Contribution of polymorphisms to cancer
- higher activity variants, ex in enzymes that play a role in hormone synth, lead to cancer
- lower activity variants confer protection
- a5 reductase converts T to estrodiol
Cancer Initiators and Promotors
- Initiator: cell has a mutation but growth is restrained
- Promoter: growth is now unrestrained, active mutation can proliferate
- Need both, I before P,
- Depends on dosage, timing and sequence
Hormones as co-carcinogens
- Sensitization - stimulating cell division
- Classical promotion - help growth
- Acceleration and Progression of tumor growth
Endocrine Therapy
- Steroidogenic Enzyme Inhibitors
- inhibits breakdown of T to estrogen, estrodial - Receptor Antagonists
- block estrogen receptor
Steroid Receptors
- ligand binding domain, ZF DNA binding domain
- transcription is influenced by a bunch of activators and repressors
- these coregulators mediate differences in SR function
- chromatin modifications occur in tandem to influence expression
ER Ligand binding domain
- H12 helix is the molecular switch.
- when it flips over, co-regulators can bind -> expression
- an antagonist for ER blocks H12 from flipping over
SERM
Selective Estrogen Receptor Molecules
- Small molecules that bind to ER proteins and behave differently in different tissues
- can be agonist or antag depending on coactivators
Peptide Hormones
- GH: growth hormone
- IGF-I: mediates GH action,
May be new targets for anti-cancer agents
Emerging Therapies for CRPC
- immunotherapy
- targeting peptide hormones
***Describe how AR regulation contributes to prostate cancer growth and progression. Discuss the role of AR in androgen independent prostate cancer
“androgen, uh, finds a way.”
- prostate cancer is a 100% organ confined disease and is AR positive. The disease is initially dependent on androgen, but as it progresses, it becomes androgen independent, but still retains AR.

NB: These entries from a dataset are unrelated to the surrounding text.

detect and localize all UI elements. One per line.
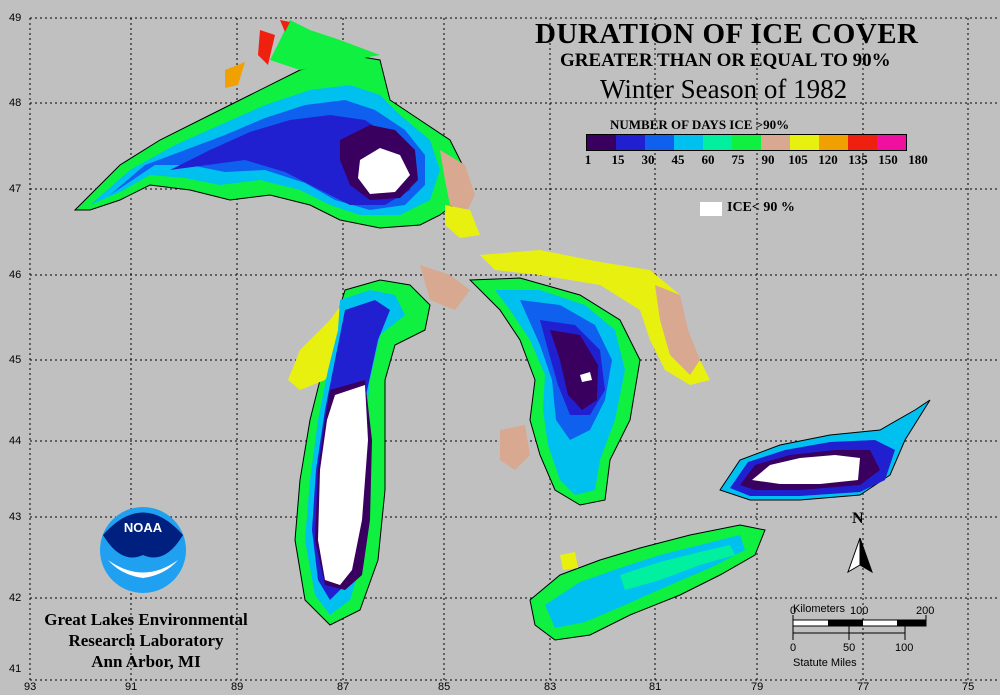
- legend-title: NUMBER OF DAYS ICE >90%: [610, 117, 790, 132]
- ice-label: ICE< 90 %: [727, 200, 795, 215]
- legend-swatch: [877, 135, 906, 150]
- legend-swatch: [790, 135, 819, 150]
- legend-swatch: [761, 135, 790, 150]
- lon-label: 75: [962, 681, 975, 693]
- lab-line-1: Great Lakes Environmental: [44, 610, 248, 629]
- legend-swatch: [703, 135, 732, 150]
- scale-km-tick-0: 0: [790, 605, 797, 617]
- lon-label: 89: [231, 681, 244, 693]
- legend-tick: 150: [878, 152, 898, 167]
- map-subtitle: GREATER THAN OR EQUAL TO 90%: [560, 50, 891, 71]
- scale-mi-tick-50: 50: [843, 642, 856, 654]
- legend-color-bar: [586, 134, 907, 151]
- legend-tick: 30: [641, 152, 655, 167]
- legend-swatch: [645, 135, 674, 150]
- legend-swatch: [587, 135, 616, 150]
- scale-km-label: Kilometers: [793, 603, 845, 615]
- legend-tick: 105: [788, 152, 808, 167]
- noaa-logo-icon: NOAA: [100, 507, 186, 593]
- lake-erie: [529, 524, 766, 641]
- lat-label: 41: [9, 663, 22, 675]
- north-label: N: [852, 510, 864, 527]
- legend-tick: 90: [761, 152, 775, 167]
- lab-line-3: Ann Arbor, MI: [91, 652, 201, 671]
- lon-label: 91: [125, 681, 138, 693]
- lon-label: 85: [438, 681, 451, 693]
- legend-tick: 1: [584, 152, 592, 167]
- legend-tick: 120: [818, 152, 838, 167]
- scale-mi-tick-100: 100: [895, 642, 914, 654]
- lat-label: 48: [9, 97, 22, 109]
- legend-tick: 60: [701, 152, 715, 167]
- scale-mi-label: Statute Miles: [793, 657, 857, 669]
- lon-label: 87: [337, 681, 350, 693]
- lon-label: 81: [649, 681, 662, 693]
- legend-swatch: [848, 135, 877, 150]
- legend-tick: 15: [611, 152, 625, 167]
- lon-label: 83: [544, 681, 557, 693]
- lat-label: 49: [9, 12, 22, 24]
- scale-mi-tick-0: 0: [790, 642, 797, 654]
- legend-tick: 180: [908, 152, 928, 167]
- legend-tick: 75: [731, 152, 745, 167]
- legend-swatch: [616, 135, 645, 150]
- noaa-logo-text: NOAA: [124, 520, 163, 535]
- lon-label: 93: [24, 681, 37, 693]
- lat-label: 42: [9, 592, 22, 604]
- lat-label: 47: [9, 183, 22, 195]
- map-season: Winter Season of 1982: [600, 74, 848, 104]
- lake-huron: [468, 250, 710, 506]
- legend-tick: 45: [671, 152, 685, 167]
- lake-superior: [73, 20, 480, 238]
- lab-credit: Great Lakes Environmental Research Labor…: [36, 609, 256, 672]
- map-title: DURATION OF ICE COVER: [535, 18, 919, 50]
- lat-label: 43: [9, 511, 22, 523]
- lat-label: 45: [9, 354, 22, 366]
- scale-bar: [792, 615, 927, 640]
- scale-km-tick-200: 200: [916, 605, 935, 617]
- lake-ontario: [719, 399, 931, 501]
- lab-line-2: Research Laboratory: [68, 631, 224, 650]
- legend-swatch: [819, 135, 848, 150]
- north-arrow-icon: [847, 537, 873, 574]
- scale-km-tick-100: 100: [850, 605, 869, 617]
- lat-label: 44: [9, 435, 22, 447]
- ice-swatch: [700, 202, 722, 216]
- lon-label: 77: [857, 681, 870, 693]
- graticule: [29, 17, 1000, 681]
- lon-label: 79: [751, 681, 764, 693]
- legend-ticks: 1 15 30 45 60 75 90 105 120 135 150 180: [580, 152, 940, 168]
- lat-label: 46: [9, 269, 22, 281]
- legend-swatch: [674, 135, 703, 150]
- legend-tick: 135: [848, 152, 868, 167]
- lake-michigan: [288, 265, 470, 626]
- legend-swatch: [732, 135, 761, 150]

- Androgen is a steroid that acts on ARs and phosphorylates them, allowing them to dimerize and then bind to regulatory regions on the DNA to influence transcription. Promotes cell proliferation and survival.
- The affects of androgen may persist even after the disease progresses to androgen independence, where it is no longer dependent on the hormone.
- ARs may become mutated to be constitutively active, overexpressed, or may develop non-canonical signalling, so even without androgen present, the cell still experiences its transcriptional effects.
***How are hormones co-carcinogens?
- SENSITIZATION: they stimulate division and expose dividing cells to initiating agents. (ex: mistake in replication)
- CLASSICAL PROMOTION: hormones increase the incidence of tumor dev FOLLOWING exposing to initiators.
- ACCELERATION OF TUMOR GROWTH: hormones increase expression of growth factors, regulate cell cycle, and crosstalk w other pathways.